No ambientamos el local. En el caso del Titanic, por ejemplo, lo que hicimos fue poner una exposición de cincuenta fotografías colgadas de manera muy sutil. Cuando la gente viene le explicamos una historia sobre los platos que va a comer, les explicamos el porqué de las cosas, así que es como si se compraran un libro que se pueden comer.


¿Es una forma de acercar la alta cocina a todos los públicos?

Es una forma de acercar la cocina la gente. No la alta. La cocina. La alta cocina es una definición muy glamurosa. ¿La alta cocina es cobrar 100 euros por persona y tener un servicio muy estirado y cosas innecesarias? A mí me gusta la cocina democrática. Ahora hago menús de nueve platos 23 euros más bebida por persona que son de escándalo. ¿Esto es alta cocina? Si te lo cobro a 30 euros dirías que no. Si lo hago a 100 dirías que sí. La diferencia está en el precio. Es un rollo mental que se le ha metido a la gente en la cabeza.


¿Requiere mucho estudio preparar cada uno de estos especiales?

Al menos dos o tres meses. Estudiamos al cocinero, miramos lo que ha hecho, su historia, y vamos anotando platos. Suelen ser unos cincuenta. De esos descartamos diez que se nos van por precio. Hay otros diez que costarían mucho hacer en términos de tiempo. Con los otros treinta nos divertimos haciéndolos y probándolos y entonces vamos descartando y eligiendo los que más representan al cocinero. Es un proceso largo, pero nos divertimos mucho y, sobre todo, nos empapamos del personaje. Entre los clientes y nosotros lo que hay es una relación de pareja. Yo lo que tengo es ganas de darle cosas a ellos. Es como cuando aprendes algo y llegas a casa con ganas de enseñarlo y compartirlo. Pues exactamente lo mismo me pasa con mis clientes. Me gusta contarles historias.


¿Qué respuesta tienen estos ciclos culinarios?
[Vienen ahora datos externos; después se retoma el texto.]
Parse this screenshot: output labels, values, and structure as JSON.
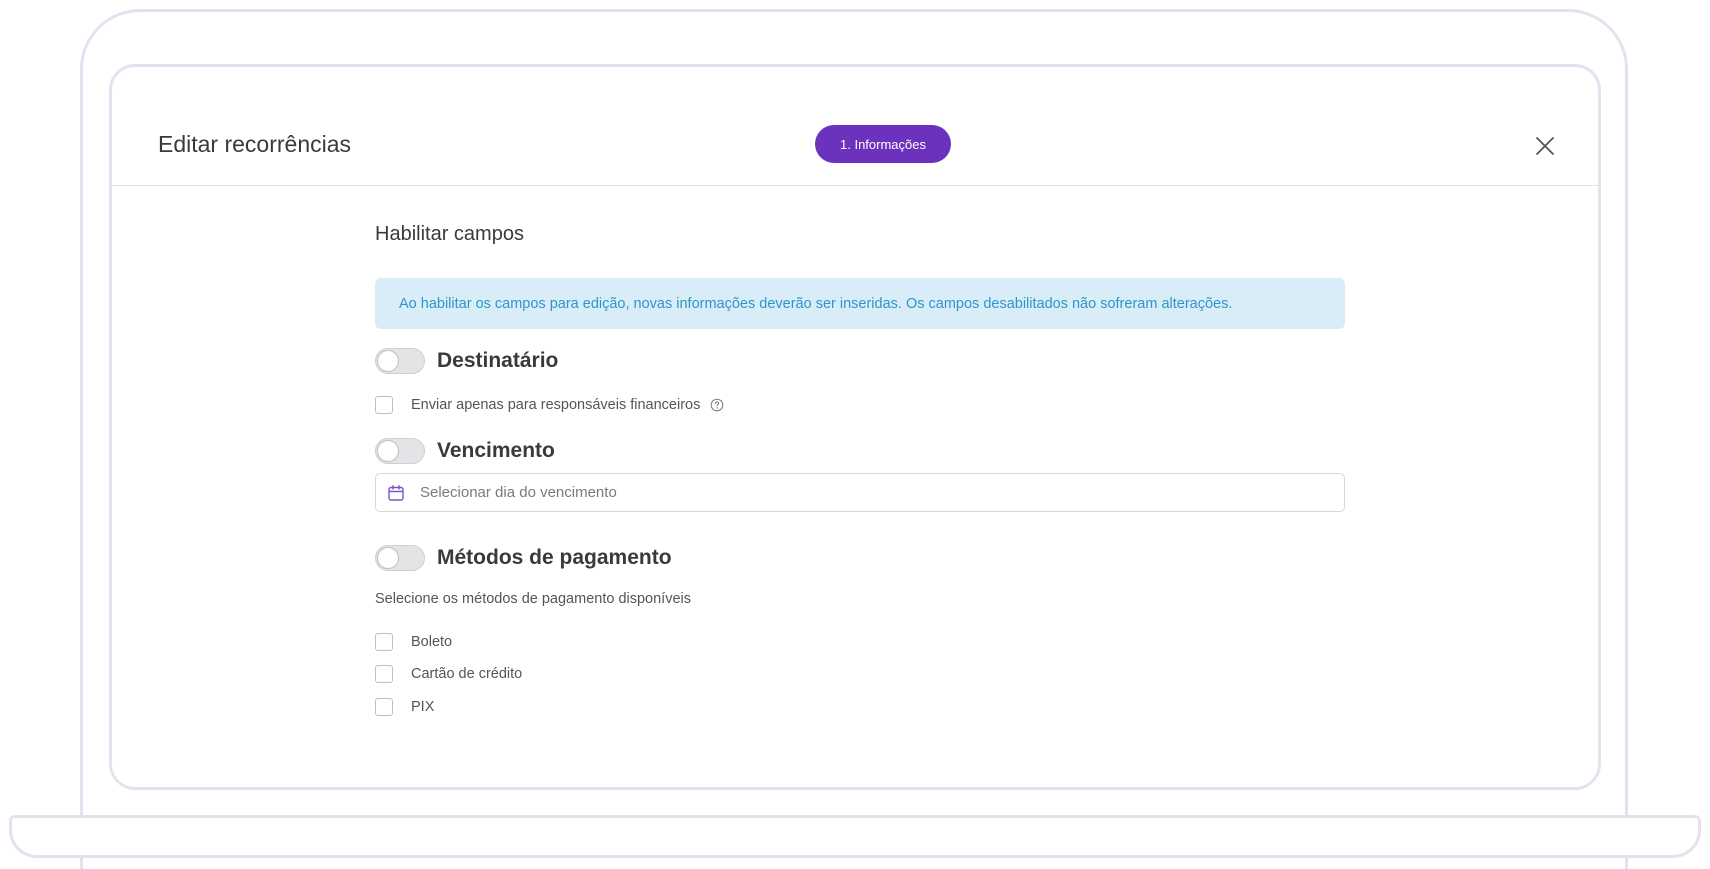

La cocina de Arzak, por ejemplo, interesó a la gente mucho más que la de Santi Santamaría. Pelotazos como el del Titanic son descabellados. Tuvimos mil y pico comensales, y tuvimos que parar porque ya teníamos impresos los trípticos del siguiente menú. Hubiésemos llegado a dos mil sin problema. De hecho lo vamos a repetir después de navidades, porque recibimos muchas peticiones y además en 2012 es el aniversario del hundimiento. Hemos mejorado el menú, hemos hecho una cajas regalo y va a ser todo muy divertido.


¿Os apoyáis mucho en internet y en las redes sociales?

En la página web, sí. En las redes sociales nos apoyamos, pero son muy volátiles. Tienes muchos amigos, pero hay tantas páginas que la gente creo que no tiene tiempo para profundizar en los textos que puedas tener colgado. De momento para hacer ofertas, informar, no utilizo las redes. Lo hago con mis medios, sobre todo a través de mailing, ya que tengo cerca de tres mil correos de clientes. Cuando vienen a comer les facilito un pequeño formulario para que me lo rellenen si quieren recibir información.